The mad rush for H-1B visa seems to be dying down
The gold rush for the most sought-after American work visa appears to be losing pace.
Four days after H-1B applications for the financial year 2020 opened, authorities were still not certain if they have met the annual cap of 85,000 visa applications for the year.
On April 06, the US Citizenship and Immigration Services (USCIS) announced it had reached the congressionally-mandated cap of 65,000 visas in the regular category. However, the federal agency was still determining whether it has “received a sufficient number of petitions to meet the 20,000 H-1B visas in the US advanced degree exemption, known as the master’s cap.”
This means the H-1B caps are filling up slower than earlier. By the same time last year and the year before, the upper limit had been breached.
The fewer applications this year can be attributed to the overall hostile environment for working immigrants under the Donald Trump administration, experts say.
There is a “chilling effect on employers from these attacks in the last two years. When employers need foreign talent but cannot rely on it being approved, it creates uncertainty, drives up costs, and makes us less competitive as a nation in these speciality occupations,” Hassan Ahmad, an immigration lawyer and advocate in Northern Virginia, told Quartz. “The talent in this knowledge economy is there, and it will continue to migrate elsewhere if we don’t start employing common sense and depoliticise immigration.”
The perpetual rush
Earlier, when the cap used to be higher at 195,000, employers took their time to apply. But that changed in 2004 when the cap was brought down to 65,000.
An overwhelming race then ensued from a mix of new and old applicants. The computer randomly allots 20,000 visas to advanced degree holders first. Then, those who are left out are added to the pool with undergraduates, and another 65,000 visas are doled out.
“For the past few years, hundreds of thousands of potential high-quality H-1B visa holders haven’t been selected for the lottery. So, they apply again the following year. This, in addition to new immigrants becoming eligible for H-1B, makes the caps fill faster,” explained Rohit Mittal, co-founder and CEO of Stilt, a company that facilitates loans for immigrants, non-US citizens, international students and other visa holders. “Also, several consulting companies file for more H-1Bs than they really need.”
Since 2014, the cap has filled within five days of opening. In order to “avoid missing the opportunity and having to wait another year,” employers submit their petitions exactly when the cap opens, according to Richard Burke, CEO of global immigration firm Envoy.
After all, companies are still keen as ever to apply. Despite Trump’s clampdown, 80% of the employers expect their foreign national headcount to increase or remain stable this year, according to Envoy’s 2019 Immigration Trends Report.
This year’s slowdown
Though the exact number of petitions has not yet been revealed, the figures have been trending downwards since Trump took office in January 2017.

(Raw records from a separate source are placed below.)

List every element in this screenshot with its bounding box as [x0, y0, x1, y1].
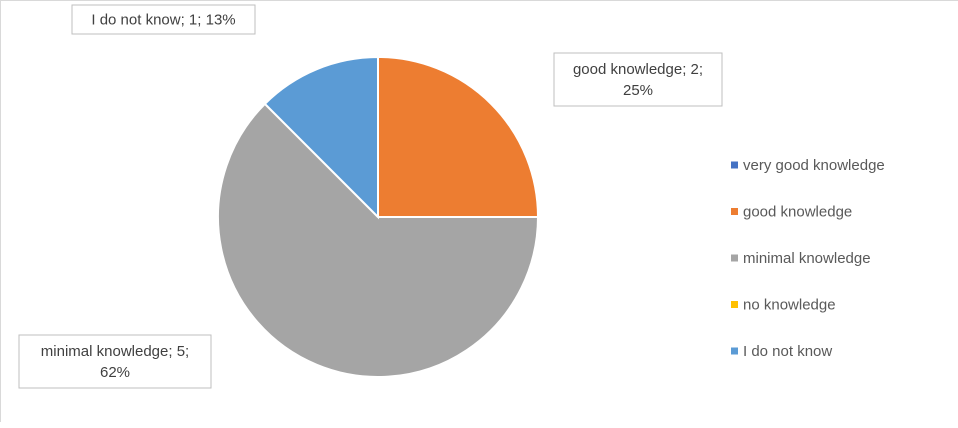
legend-label: I do not know	[743, 343, 832, 360]
data-label-text: I do not know; 1; 13%	[91, 12, 235, 29]
legend-swatch	[731, 161, 738, 169]
data-labels: good knowledge; 2; 25% minimal knowledge; …	[18, 4, 723, 389]
legend-swatch	[731, 208, 738, 215]
data-label-minimal-knowledge: minimal knowledge; 5; 62%	[18, 334, 212, 389]
legend-label: minimal knowledge	[743, 250, 871, 267]
legend-item-i-do-not-know: I do not know	[731, 343, 832, 360]
legend-item-very-good-knowledge: very good knowledge	[731, 157, 885, 174]
legend-label: very good knowledge	[743, 157, 885, 174]
legend-item-no-knowledge: no knowledge	[731, 297, 836, 314]
pie-slices	[217, 55, 540, 378]
data-label-text: minimal knowledge; 5; 62%	[41, 343, 189, 381]
legend-label: no knowledge	[743, 297, 836, 314]
data-label-box	[553, 52, 723, 107]
legend-swatch	[731, 254, 738, 262]
legend-item-good-knowledge: good knowledge	[731, 204, 852, 221]
data-label-box	[18, 334, 212, 389]
pie-slice-good-knowledge	[377, 55, 540, 218]
data-label-i-do-not-know: I do not know; 1; 13%	[71, 4, 256, 35]
legend: very good knowledge good knowledge minimal…	[731, 157, 885, 360]
pie-slice-i-do-not-know	[263, 55, 379, 220]
data-label-good-knowledge: good knowledge; 2; 25%	[553, 52, 723, 107]
legend-label: good knowledge	[743, 204, 852, 221]
legend-swatch	[731, 301, 738, 308]
pie-slice-minimal-knowledge	[217, 102, 540, 378]
legend-item-minimal-knowledge: minimal knowledge	[731, 250, 871, 267]
data-label-text: good knowledge; 2; 25%	[573, 61, 703, 99]
data-label-box	[71, 4, 256, 35]
legend-swatch	[731, 347, 738, 355]
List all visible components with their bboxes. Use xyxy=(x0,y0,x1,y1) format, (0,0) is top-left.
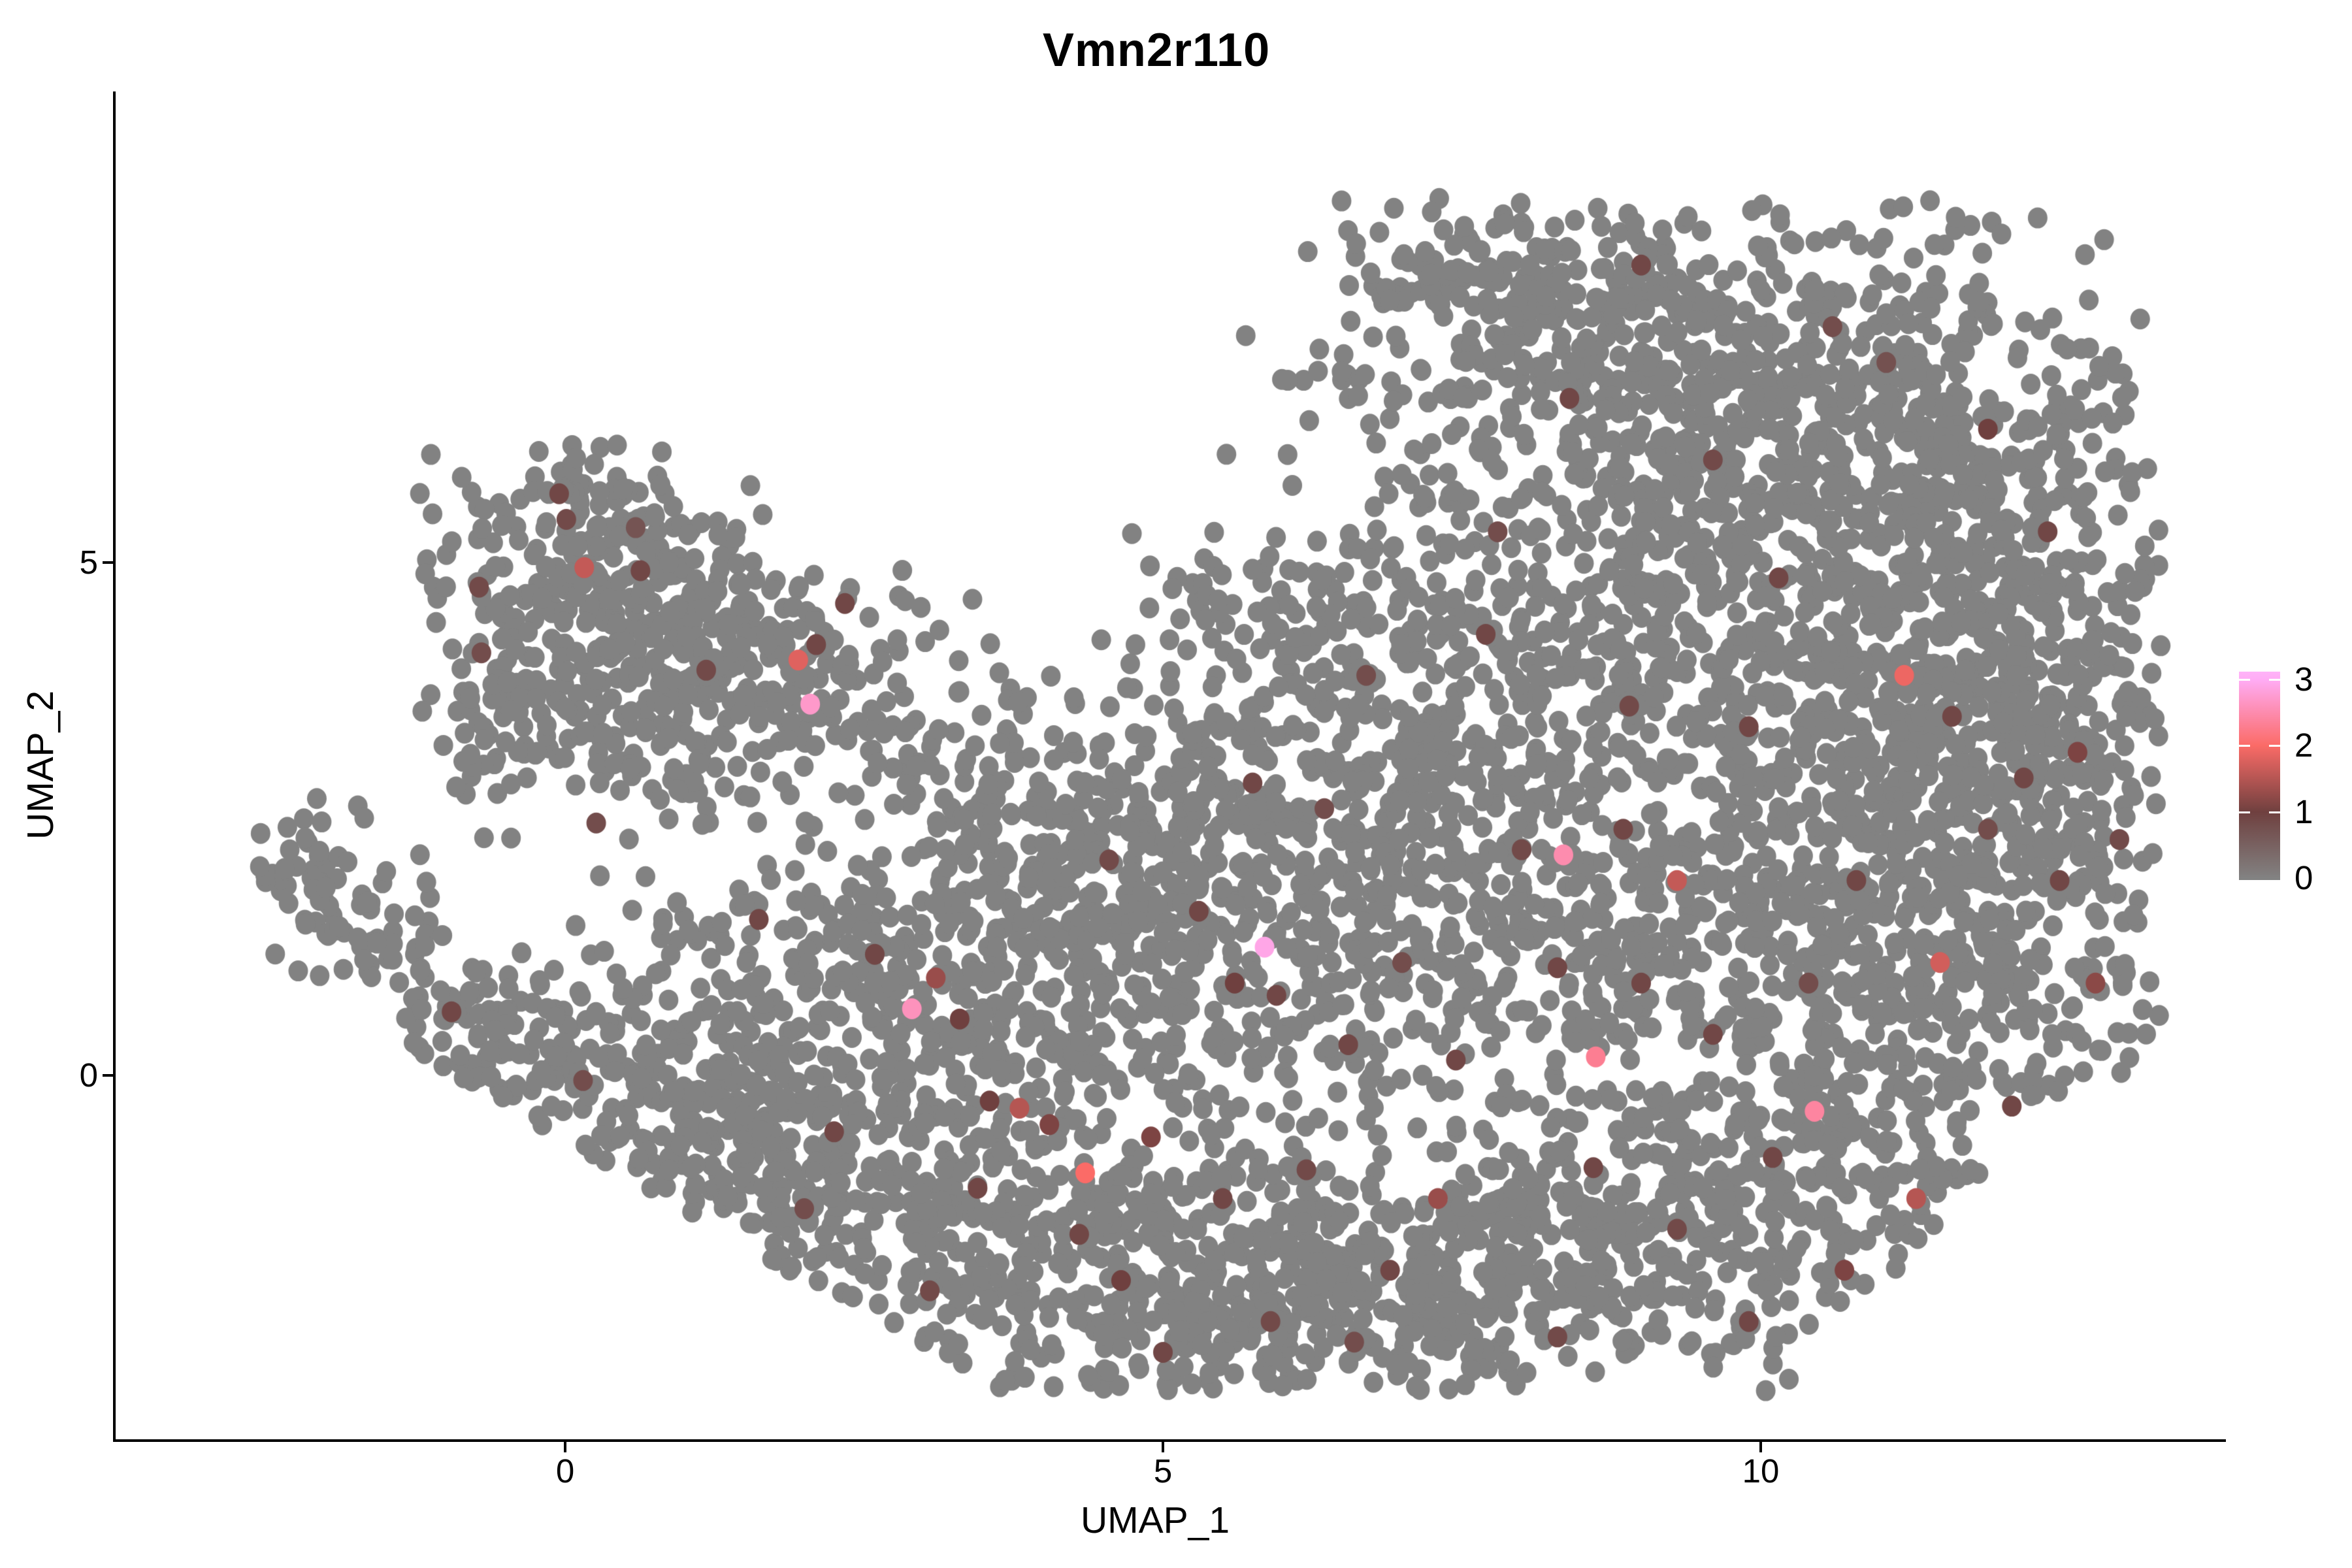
y-tick-label-0: 0 xyxy=(79,1056,98,1094)
legend-label-0: 0 xyxy=(2295,859,2313,896)
legend-tick-dash-1-left xyxy=(2239,811,2250,813)
legend-tick-dash-1-right xyxy=(2269,811,2280,813)
y-tick-label-5: 5 xyxy=(79,544,98,581)
x-tick-label-5: 5 xyxy=(1153,1452,1173,1490)
x-axis-line xyxy=(113,1439,2226,1442)
x-tick-label-10: 10 xyxy=(1742,1452,1780,1490)
y-tick-mark-5 xyxy=(103,561,113,564)
legend-label-1: 1 xyxy=(2295,793,2313,830)
x-axis-title: UMAP_1 xyxy=(1080,1499,1230,1541)
x-tick-mark-10 xyxy=(1759,1442,1762,1452)
x-tick-mark-0 xyxy=(564,1442,566,1452)
legend-label-2: 2 xyxy=(2295,727,2313,764)
y-axis-line xyxy=(113,91,116,1442)
legend-label-3: 3 xyxy=(2295,661,2313,698)
legend-tick-dash-3-left xyxy=(2239,679,2250,681)
x-tick-label-0: 0 xyxy=(555,1452,575,1490)
legend-colorbar xyxy=(2239,672,2280,880)
legend-tick-dash-2-right xyxy=(2269,745,2280,747)
y-axis-title: UMAP_2 xyxy=(20,690,61,840)
legend-tick-dash-3-right xyxy=(2269,679,2280,681)
y-tick-mark-0 xyxy=(103,1074,113,1077)
x-tick-mark-5 xyxy=(1162,1442,1164,1452)
plot-title: Vmn2r110 xyxy=(1042,24,1271,76)
legend-tick-dash-2-left xyxy=(2239,745,2250,747)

This year, too, experts expect a lower number.
“…there was a decline in the number of student visa applications to the States which should impact the number of
H-1B visa applications were filed this year,” said Abhinav Lohia, director of South Asia and the Middle East at EB-5 investor via firm CanAm Investor Services.
According to a survey conducted by the Institute of International Education, enrollment of first-time international students fell an average of 7% in fall 2017 from a year ago across 522 US institutions.
Plus, with the government stepping up scrutiny, doling out more requests for evidence (RFEs) and outright denials than before, employers are shying away from going through the entire $1,410 application process. Although they do get their money back, it’s time-consuming and costly.
“While Trump doesn’t play a direct role in decision-making, the government’s attitudes and internal memos have a lot of bearing on the way visa applications are adjudicated,” said Lohia.” When the petitions are overly scrutinised and denied it definitely discourages employers from hiring foreign nationals.”